Simpática, a moça com a tez levemente amorenada cortava mais uma fatia de manga naquela sexta-feira. Era um convite ao prazer e à vida, certamente. A sua barraca de frutas ostentava algumas outras delícias perfumadas: pêssegos que soltavam caroços, uvas Niágara, limões dispostos em bacias já um tanto surradas pelo tempo. A feira estava ainda vazia. Muitos espaços para os carrinhos e sacolas e a freguesia ainda andava calmamente escolhendo as iguarias. Mas à frente da barraca do pastel as pessoas já buscavam, sorridentes, o seu lugar, saindo dali felizes com os seus pacotinhos quentes e perfumados para casa: pastel de queijo, carne, frango, palmito…
É inevitável o olhar e o sentir os detalhes de uma viagem. Os novos sabores, os novos rostos. O novo é a matéria-prima mais indispensável em uma viagem, principalmente aquela de regresso ao berço que um dia se deixou vazio. Nada mais fecundo que estar em São Paulo, porém em um local de menos movimento. Os olhos se abrem mais. O interesse e a curiosidade se aguçam de forma espetacular, vibrando e amando cada partícula da realidade possível. E a moça, calmamente, atrás da sua barraca de frutas. Aquela manga que ela carinhosamente zelava e vendia eu desconhecia. Perguntei. Com olhar naturalmente afetuoso, a moça respondeu: "É manga Lolita". Uma senhora japonesa ouviu o breve diálogo, virou-se delicadamente para o meu lado e falou baixo: "É docinha".
Comprei algumas, fascinada pelo odor e pela cor intensamente alaranjada, tenra e perfeita. Em casa eu, de imediato, me pus a descascar a fruta e percebi que entre a casca e a polpa havia algum mistério. Alguma magia perdida do tempo. Ah! O tempo! Sempre guardando almas que teimam em falar pausadamente, ensinando que a vida pode ser suave como uma onda do mar que vem agitada e decidida e termina naquele leve sussurro em uma praia calma. O que será que os portugueses pensaram ao trazer a manga para a América quando estiveram na Índia prontos para conquistar aquele espaço? Na tentativa de colonização do século XVI, com a justificativa de disseminar a fé cristã, os portugueses buscavam mercado, se impondo febrilmente sobre povos que, sentenciavam: "São de uma raça inferior, pois são infiéis".

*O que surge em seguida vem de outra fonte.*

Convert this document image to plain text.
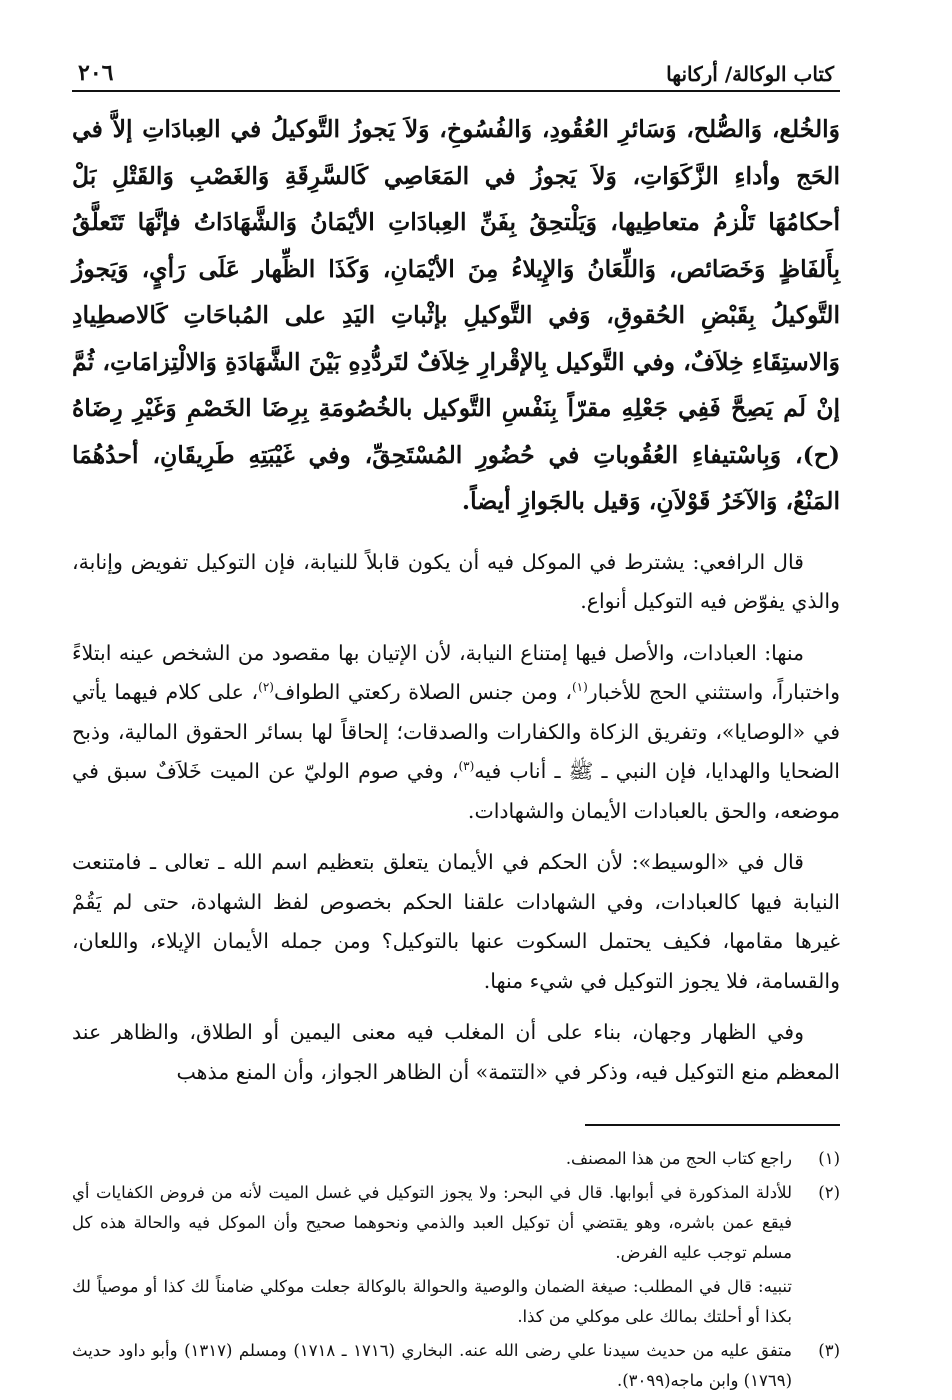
كتاب الوكالة/ أركانها
٢٠٦
وَالخُلع، وَالصُّلح، وَسَائرِ العُقُودِ، وَالفُسُوخِ، وَلاَ يَجوزُ التَّوكيلُ في العِبادَاتِ إلاَّ في الحَج وأداءِ الزَّكَوَاتِ، وَلاَ يَجوزُ في المَعَاصِي كَالسَّرِقَةِ وَالغَصْبِ وَالقَتْلِ بَلْ أحكامُهَا تَلْزمُ متعاطِيها، وَيَلْتحِقُ بِفَنِّ العِبادَاتِ الأيْمَانُ وَالشَّهَادَاتُ فإنَّهَا تَتَعلَّقُ بِأَلفَاظٍ وَخَصَائص، وَاللِّعَانُ وَالإِيلاءُ مِنَ الأيْمَانِ، وَكَذَا الظِّهار عَلَى رَأيٍ، وَيَجوزُ التَّوكيلُ بِقَبْضِ الحُقوقِ، وَفي التَّوكيلِ بإثْباتِ اليَدِ على المُباحَاتِ كَالاصطِيادِ وَالاستِقَاءِ خِلاَفٌ، وفي التَّوكيل بِالإقْرارِ خِلاَفٌ لتَردُّدِهِ بَيْنَ الشَّهَادَةِ وَالالْتِزامَاتِ، ثُمَّ إنْ لَم يَصِحَّ فَفِي جَعْلِهِ مقرّاً بِنَفْسِ التَّوكيل بالخُصُومَةِ بِرِضَا الخَصْمِ وَغَيْرِ رِضَاهُ (ح)، وَبِاسْتيفاءِ العُقُوباتِ في حُضُورِ المُسْتَحِقِّ، وفي غَيْبَتِهِ طَرِيقَانِ، أحدُهُمَا المَنْعُ، وَالآخَرُ قَوْلاَنِ، وَقيل بالجَوازِ أيضاً.

قال الرافعي: يشترط في الموكل فيه أن يكون قابلاً للنيابة، فإن التوكيل تفويض وإنابة، والذي يفوّض فيه التوكيل أنواع.

منها: العبادات، والأصل فيها إمتناع النيابة، لأن الإتيان بها مقصود من الشخص عينه ابتلاءً واختباراً، واستثني الحج للأخبار$^{(١)}$، ومن جنس الصلاة ركعتي الطواف$^{(٢)}$، على كلام فيهما يأتي في «الوصايا»، وتفريق الزكاة والكفارات والصدقات؛ إلحاقاً لها بسائر الحقوق المالية، وذبح الضحايا والهدايا، فإن النبي ـ ﷺ ـ أناب فيه$^{(٣)}$، وفي صوم الوليّ عن الميت خَلاَفٌ سبق في موضعه، والحق بالعبادات الأيمان والشهادات.

قال في «الوسيط»: لأن الحكم في الأيمان يتعلق بتعظيم اسم الله ـ تعالى ـ فامتنعت النيابة فيها كالعبادات، وفي الشهادات علقنا الحكم بخصوص لفظ الشهادة، حتى لم يَقُمْ غيرها مقامها، فكيف يحتمل السكوت عنها بالتوكيل؟ ومن جمله الأيمان الإيلاء، واللعان، والقسامة، فلا يجوز التوكيل في شيء منها.

وفي الظهار وجهان، بناء على أن المغلب فيه معنى اليمين أو الطلاق، والظاهر عند المعظم منع التوكيل فيه، وذكر في «التتمة» أن الظاهر الجواز، وأن المنع مذهب

(١)
راجع كتاب الحج من هذا المصنف.
(٢)
للأدلة المذكورة في أبوابها. قال في البحر: ولا يجوز التوكيل في غسل الميت لأنه من فروض الكفايات أي فيقع عمن باشره، وهو يقتضي أن توكيل العبد والذمي ونحوهما صحيح وأن الموكل فيه والحالة هذه كل مسلم توجب عليه الفرض.
تنبيه: قال في المطلب: صيغة الضمان والوصية والحوالة بالوكالة جعلت موكلي ضامناً لك كذا أو موصياً لك بكذا أو أحلتك بمالك على موكلي من كذا.
(٣)
متفق عليه من حديث سيدنا علي رضى الله عنه. البخاري (١٧١٦ ـ ١٧١٨) ومسلم (١٣١٧) وأبو داود حديث (١٧٦٩) وابن ماجه(٣٠٩٩).
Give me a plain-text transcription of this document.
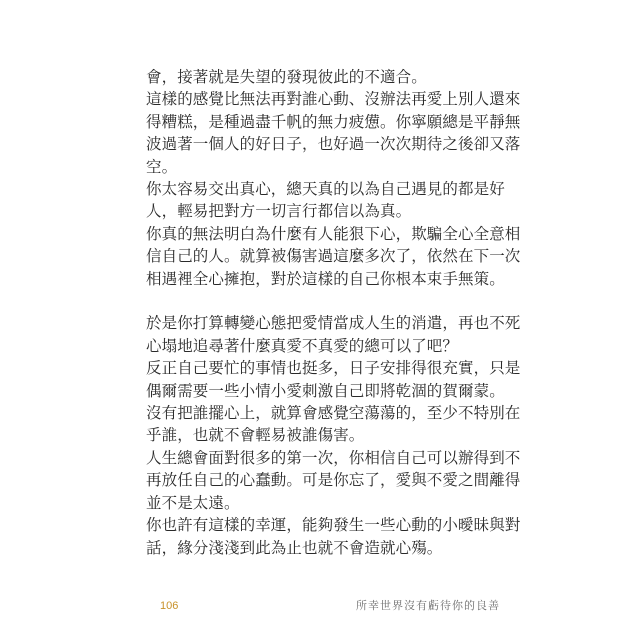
會，接著就是失望的發現彼此的不適合。
這樣的感覺比無法再對誰心動、沒辦法再愛上別人還來
得糟糕，是種過盡千帆的無力疲憊。你寧願總是平靜無
波過著一個人的好日子，也好過一次次期待之後卻又落
空。
你太容易交出真心，總天真的以為自己遇見的都是好
人，輕易把對方一切言行都信以為真。
你真的無法明白為什麼有人能狠下心，欺騙全心全意相
信自己的人。就算被傷害過這麼多次了，依然在下一次
相遇裡全心擁抱，對於這樣的自己你根本束手無策。
於是你打算轉變心態把愛情當成人生的消遣，再也不死
心塌地追尋著什麼真愛不真愛的總可以了吧？
反正自己要忙的事情也挺多，日子安排得很充實，只是
偶爾需要一些小情小愛刺激自己即將乾涸的賀爾蒙。
沒有把誰擺心上，就算會感覺空蕩蕩的，至少不特別在
乎誰，也就不會輕易被誰傷害。
人生總會面對很多的第一次，你相信自己可以辦得到不
再放任自己的心蠢動。可是你忘了，愛與不愛之間離得
並不是太遠。
你也許有這樣的幸運，能夠發生一些心動的小曖昧與對
話，緣分淺淺到此為止也就不會造就心殤。
106	所幸世界沒有虧待你的良善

Mas trouxeram a manga na bagagem. Acabaram distribuindo os caroços pelas novas terras conquistadas, marcando território. Exuberante, a mangueira frondosa e capaz de acolher pássaros nas suas variadas cores marca presença na entrada do Museu da Imigração convidando a pensar sobre as suas origens, as suas causas. Da Índia, a manga foi se aclimatando, até fazendo parceria com a cultura lusitana: foi se ramificando, permitindo brotar da natureza outras "qualidades", como a minha avó gostava de dizer. E nada mais sentimental e honroso que partilhar um pedaço da fruta!
Sempre gostei de descascar uma manga bem grande e ir fatiando. Sentados à grande mesa retangular, na cozinha da casa da Vila Sônia, eu ofertava um naco para a minha sogra. O pedaço ia espetado na ponta da faca. Imediato, eu cortava outro pedaço e, também na ponta da faca, eu ofertava para o meu sogro, do outro lado da mesa. O terceiro pedaço era meu. Partilhar uma manga tem uma sonoridade específica, mágica, encantadora. O mesmo que dividir a história de uma vida. E dela fazer um doce macio e deixar gelar para depois colocar em um vidro e levar para a casa da tia. Parece que a alma, quando fatigada, vai se acomodando carinhosamente no corpo, achando o seu lugar no conforto mais desejado, repousando, meditando e sorrindo com as andanças da vida… E do tempo.
P.S.: A presença de mangueiras no morro próximo à residência dos imperadores Pedro I e Pedro II, na Quinta da Boa Vista, deu origem ao nome Morro da Mangueira, um dos redutos mais famosos do samba carioca, a Estação Primeira de Mangueira.